My councilman’s Facebook post read, “At the direction of County Prosecutors, the Attorney General, and the Governor of New Jersey, we will be increasing the presence of police at and patrols around our schools.”

I found no relief in this message.

I mourn for the lives lost and, inevitably, imagine a world where my children were among those slain.

The notice was a response to this week’s elementary school massacre in Uvalde, Texas, which took the lives of 19 children and two teachers. These moments — infuriatingly common in America — strike me, as the father of two, to the core. I mourn for the souls lost and, inevitably, imagine a world where my children were among those slain.

Not surprisingly, everyone is searching for answers to this unrelenting cycle of violence. But for many Black people, the idea of policing as a means of protection is a fallacy born of the privilege of whiteness. America has long existed within the binary of good guys versus bad guys. As James Baldwin put it: “It comes as a great shock around the age of 5, 6, or 7 to discover that the flag to which you have pledged allegiance, along with everybody else, has not pledged allegiance to you. It comes as a great shock to see Gary Cooper killing off the Indians, and although you are rooting for Gary Cooper, that the Indians are you.” In the American binary, Black people don’t get to be Gary Cooper, at least not without forfeiting a large part of their identity. 

May 26, 202202:50

I am fortunate that my 15-year-old daughter and 9-year-old son have yet to have had any significant interaction with law enforcement. We live in a suburban town that strives to achieve all those liberal ideals, namely diversity, equity and inclusion. Of course, it fails as much as it succeeds — but there is comfort in the effort. 

My daughter’s understanding of police brutality comes mainly from the media, particularly in the context of the protests that occurred throughout 2020. My son still believes himself to be Gary Cooper. Increased police presence in schools means more opportunities for police to come in contact with Black and brown students. And unfortunately, we already know what that means. According to the American Civil Liberties Union, Black and disabled children are the most likely to be referred to and arrested by law enforcement. The fact that our most vulnerable children are disproportionately subjected to police intervention is indicative of a tragically broken system.
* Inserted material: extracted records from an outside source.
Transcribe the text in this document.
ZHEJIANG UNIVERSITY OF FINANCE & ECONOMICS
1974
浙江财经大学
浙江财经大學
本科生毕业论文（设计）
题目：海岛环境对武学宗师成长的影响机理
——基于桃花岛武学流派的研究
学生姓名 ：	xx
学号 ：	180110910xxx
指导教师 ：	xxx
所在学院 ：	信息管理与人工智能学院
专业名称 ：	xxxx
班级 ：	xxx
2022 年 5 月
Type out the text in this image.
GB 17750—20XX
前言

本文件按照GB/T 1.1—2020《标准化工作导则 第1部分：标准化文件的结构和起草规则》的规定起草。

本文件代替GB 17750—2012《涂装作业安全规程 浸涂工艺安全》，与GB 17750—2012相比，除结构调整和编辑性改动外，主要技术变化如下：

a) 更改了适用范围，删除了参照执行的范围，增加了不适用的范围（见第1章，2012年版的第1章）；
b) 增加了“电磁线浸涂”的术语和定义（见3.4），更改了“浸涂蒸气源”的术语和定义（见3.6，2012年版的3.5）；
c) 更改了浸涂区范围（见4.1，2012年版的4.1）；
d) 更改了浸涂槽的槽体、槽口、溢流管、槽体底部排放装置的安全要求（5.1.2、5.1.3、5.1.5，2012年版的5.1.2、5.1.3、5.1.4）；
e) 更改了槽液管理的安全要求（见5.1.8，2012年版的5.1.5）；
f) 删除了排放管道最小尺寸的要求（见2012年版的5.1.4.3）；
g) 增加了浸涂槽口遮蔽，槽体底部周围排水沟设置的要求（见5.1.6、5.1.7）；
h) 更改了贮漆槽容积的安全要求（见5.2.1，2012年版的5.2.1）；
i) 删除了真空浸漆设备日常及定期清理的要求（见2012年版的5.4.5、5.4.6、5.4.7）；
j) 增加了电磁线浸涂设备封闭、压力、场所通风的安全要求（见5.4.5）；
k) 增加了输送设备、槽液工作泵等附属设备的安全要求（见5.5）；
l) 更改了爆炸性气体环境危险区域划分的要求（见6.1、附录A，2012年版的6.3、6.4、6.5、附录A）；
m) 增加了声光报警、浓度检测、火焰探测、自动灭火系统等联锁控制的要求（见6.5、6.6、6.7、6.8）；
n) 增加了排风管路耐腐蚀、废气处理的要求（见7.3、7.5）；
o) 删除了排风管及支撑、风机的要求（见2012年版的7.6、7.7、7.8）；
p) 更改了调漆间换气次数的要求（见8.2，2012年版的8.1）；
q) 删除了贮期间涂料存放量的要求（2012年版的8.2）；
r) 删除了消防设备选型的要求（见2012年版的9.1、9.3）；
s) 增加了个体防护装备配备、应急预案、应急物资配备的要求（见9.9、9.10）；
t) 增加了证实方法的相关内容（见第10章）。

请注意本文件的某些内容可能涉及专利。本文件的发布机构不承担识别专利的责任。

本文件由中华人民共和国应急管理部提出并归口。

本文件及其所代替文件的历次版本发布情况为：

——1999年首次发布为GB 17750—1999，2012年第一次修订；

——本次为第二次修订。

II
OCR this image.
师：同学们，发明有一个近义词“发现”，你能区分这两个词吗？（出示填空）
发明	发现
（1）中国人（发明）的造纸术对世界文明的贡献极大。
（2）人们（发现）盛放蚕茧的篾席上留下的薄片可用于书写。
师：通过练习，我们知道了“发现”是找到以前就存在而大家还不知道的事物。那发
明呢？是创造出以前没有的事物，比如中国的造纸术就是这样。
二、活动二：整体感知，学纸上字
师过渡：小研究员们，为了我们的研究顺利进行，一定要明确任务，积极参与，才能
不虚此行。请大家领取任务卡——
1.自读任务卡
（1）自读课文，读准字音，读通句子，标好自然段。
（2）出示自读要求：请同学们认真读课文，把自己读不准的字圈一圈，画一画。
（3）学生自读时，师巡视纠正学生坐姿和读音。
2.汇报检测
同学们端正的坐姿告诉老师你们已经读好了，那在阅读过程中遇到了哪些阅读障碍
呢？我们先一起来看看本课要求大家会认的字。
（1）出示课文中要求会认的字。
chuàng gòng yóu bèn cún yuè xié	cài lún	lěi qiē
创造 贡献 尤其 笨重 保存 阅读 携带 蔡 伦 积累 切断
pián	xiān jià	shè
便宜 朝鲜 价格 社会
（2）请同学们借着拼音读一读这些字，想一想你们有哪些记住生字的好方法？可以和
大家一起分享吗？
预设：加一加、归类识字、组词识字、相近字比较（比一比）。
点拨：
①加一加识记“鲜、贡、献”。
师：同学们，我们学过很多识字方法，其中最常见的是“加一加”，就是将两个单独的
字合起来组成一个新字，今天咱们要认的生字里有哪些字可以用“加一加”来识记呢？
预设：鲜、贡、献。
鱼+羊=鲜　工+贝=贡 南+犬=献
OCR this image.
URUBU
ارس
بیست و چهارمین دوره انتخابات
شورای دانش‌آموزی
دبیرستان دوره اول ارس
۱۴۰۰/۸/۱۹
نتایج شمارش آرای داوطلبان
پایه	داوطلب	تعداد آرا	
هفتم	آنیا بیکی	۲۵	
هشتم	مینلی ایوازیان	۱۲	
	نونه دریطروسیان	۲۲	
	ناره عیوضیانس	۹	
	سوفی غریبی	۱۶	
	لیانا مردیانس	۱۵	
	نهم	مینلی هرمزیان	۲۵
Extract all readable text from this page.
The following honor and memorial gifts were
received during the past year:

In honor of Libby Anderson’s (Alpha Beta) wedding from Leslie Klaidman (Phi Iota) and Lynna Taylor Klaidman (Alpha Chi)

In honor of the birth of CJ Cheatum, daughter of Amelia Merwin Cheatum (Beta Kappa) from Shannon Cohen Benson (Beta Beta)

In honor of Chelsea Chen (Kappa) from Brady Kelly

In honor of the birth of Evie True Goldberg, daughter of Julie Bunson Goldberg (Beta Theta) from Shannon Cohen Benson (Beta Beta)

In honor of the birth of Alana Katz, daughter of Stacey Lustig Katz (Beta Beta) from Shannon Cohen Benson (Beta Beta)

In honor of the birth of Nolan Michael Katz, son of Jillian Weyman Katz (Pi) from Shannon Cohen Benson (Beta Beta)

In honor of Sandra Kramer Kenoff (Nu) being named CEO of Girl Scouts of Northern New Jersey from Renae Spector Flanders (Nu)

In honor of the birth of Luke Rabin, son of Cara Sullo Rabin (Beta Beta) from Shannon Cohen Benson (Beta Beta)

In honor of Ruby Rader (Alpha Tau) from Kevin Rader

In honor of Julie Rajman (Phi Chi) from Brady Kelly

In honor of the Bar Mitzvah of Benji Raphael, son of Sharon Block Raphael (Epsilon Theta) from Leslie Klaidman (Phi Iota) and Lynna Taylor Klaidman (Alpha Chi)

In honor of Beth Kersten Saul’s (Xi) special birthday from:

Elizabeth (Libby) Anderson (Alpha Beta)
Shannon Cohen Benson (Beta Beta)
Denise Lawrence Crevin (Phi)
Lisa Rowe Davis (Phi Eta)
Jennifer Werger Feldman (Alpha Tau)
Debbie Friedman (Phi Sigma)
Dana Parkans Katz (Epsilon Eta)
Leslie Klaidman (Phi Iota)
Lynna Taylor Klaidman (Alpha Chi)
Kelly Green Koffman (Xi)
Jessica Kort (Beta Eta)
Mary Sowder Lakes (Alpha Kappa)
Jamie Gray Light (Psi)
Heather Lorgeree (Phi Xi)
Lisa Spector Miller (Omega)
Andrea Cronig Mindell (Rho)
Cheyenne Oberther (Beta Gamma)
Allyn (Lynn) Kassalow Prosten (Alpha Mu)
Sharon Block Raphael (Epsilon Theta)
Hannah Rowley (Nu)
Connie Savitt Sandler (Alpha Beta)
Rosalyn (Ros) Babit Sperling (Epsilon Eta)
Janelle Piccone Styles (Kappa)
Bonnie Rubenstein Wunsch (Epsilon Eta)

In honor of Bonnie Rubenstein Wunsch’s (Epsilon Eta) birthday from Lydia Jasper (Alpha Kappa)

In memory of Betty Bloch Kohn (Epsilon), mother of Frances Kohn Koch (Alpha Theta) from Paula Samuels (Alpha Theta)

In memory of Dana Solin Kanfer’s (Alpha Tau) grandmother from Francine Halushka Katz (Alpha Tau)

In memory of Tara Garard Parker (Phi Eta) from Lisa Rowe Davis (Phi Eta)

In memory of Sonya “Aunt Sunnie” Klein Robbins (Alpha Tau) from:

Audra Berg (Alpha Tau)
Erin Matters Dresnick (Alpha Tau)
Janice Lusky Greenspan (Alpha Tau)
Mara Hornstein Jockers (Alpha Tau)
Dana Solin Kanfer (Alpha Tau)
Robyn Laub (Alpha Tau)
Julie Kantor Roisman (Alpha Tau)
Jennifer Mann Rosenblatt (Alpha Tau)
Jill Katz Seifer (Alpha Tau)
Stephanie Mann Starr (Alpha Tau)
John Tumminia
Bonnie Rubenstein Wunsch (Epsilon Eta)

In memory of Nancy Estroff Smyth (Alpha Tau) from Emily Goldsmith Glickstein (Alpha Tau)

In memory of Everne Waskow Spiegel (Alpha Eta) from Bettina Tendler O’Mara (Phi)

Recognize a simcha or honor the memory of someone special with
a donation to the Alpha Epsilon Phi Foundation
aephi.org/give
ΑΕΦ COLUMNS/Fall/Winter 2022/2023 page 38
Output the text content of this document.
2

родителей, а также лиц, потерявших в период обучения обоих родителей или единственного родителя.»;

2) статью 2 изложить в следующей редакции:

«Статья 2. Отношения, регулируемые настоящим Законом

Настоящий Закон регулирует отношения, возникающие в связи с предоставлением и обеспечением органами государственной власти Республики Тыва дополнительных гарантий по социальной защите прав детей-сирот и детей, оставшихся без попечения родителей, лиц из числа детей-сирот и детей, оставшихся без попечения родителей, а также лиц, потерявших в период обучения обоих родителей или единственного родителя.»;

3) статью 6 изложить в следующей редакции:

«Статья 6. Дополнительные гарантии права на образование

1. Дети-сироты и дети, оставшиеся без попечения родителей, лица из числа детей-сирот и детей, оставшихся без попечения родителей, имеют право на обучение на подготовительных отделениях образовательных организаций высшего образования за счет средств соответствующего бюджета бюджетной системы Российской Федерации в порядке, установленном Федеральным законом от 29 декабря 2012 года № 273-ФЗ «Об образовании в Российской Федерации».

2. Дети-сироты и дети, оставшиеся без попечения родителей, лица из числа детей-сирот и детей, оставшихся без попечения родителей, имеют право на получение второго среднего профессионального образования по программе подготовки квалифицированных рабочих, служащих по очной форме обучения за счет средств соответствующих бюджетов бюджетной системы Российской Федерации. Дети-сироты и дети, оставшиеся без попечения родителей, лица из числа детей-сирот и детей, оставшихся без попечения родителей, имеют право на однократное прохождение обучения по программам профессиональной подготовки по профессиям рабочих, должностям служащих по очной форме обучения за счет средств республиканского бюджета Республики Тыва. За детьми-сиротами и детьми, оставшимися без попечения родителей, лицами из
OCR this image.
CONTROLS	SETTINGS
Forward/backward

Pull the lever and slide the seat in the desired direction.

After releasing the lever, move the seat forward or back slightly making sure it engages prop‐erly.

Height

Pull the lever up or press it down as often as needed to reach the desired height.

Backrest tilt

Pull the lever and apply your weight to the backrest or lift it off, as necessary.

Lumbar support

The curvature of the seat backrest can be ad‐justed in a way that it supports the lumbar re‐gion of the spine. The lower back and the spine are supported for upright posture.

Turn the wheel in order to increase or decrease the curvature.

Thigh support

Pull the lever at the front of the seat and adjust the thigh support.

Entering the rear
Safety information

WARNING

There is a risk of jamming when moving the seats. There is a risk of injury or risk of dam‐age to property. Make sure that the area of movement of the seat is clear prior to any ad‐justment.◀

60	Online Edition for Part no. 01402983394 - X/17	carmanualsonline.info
Clearly, mass shootings and unjustified police shootings are two branches of the same rotting tree. They are the consequences of a white America still grappling with its own identity. And the myth of white exceptionalism has the country in a chokehold.

The 18-year-old man accused of taking the lives of 10 people in the recent mass shooting in Buffalo, New York, is alleged to have cited the so-called great replacement theory as a motive. The great replacement theory is a belief that has gone from the fringes of white extremism to center stage with certain pundits. Rooted in antisemitism, its tentacles target all races, sexualities and religions that don’t align with white supremacist ideals.

Mass shootings and unjustified police shootings are two branches of the same rotting tree.

Neither is the American legal system immune from this state of whiteness. Even if we set aside the active infiltration of white supremacists in our law enforcement and the military, there is still the issue of the disproportionate number of deaths of Black people at the hands of police. Black people are more than twice as likely to be killed by police than white people. 

I say all of this with the understanding that Salvador Ramos, the young man responsible for the Uvalde tragedy, wasn’t white. Neither were most of his victims. But while it is understood that no race or gender is immune from birthing a mass shooter, white men are far and away the most likely to take part in mass shootings.

It’s not that other Black parents and I don’t want to be able to trust the police to defend our families, our way of life and our liberty. At the peak of the war on drugs, many Black people supported the 1994 crime bill hoping that more ardent policing and stiffer penalties would curb a drug epidemic that tore many Black neighborhoods apart. That hope was brutally crushed as, instead, Black families were torn apart.

Black people want to be safe. We want our children to be safe. More and more, however, identifying what is safe in the milieu of whiteness is not only difficult. It can be dangerous.

So what is the solution? I have spent the entirety of this essay saying why police aren’t the answer. The truth is I don’t know fully what is. I do know that this country keeps putting the same bandages on the same scars, and those scars never heal, all for the sake of donning a cowboy hat, strapping on a six-shooter and remaining the hero it never was.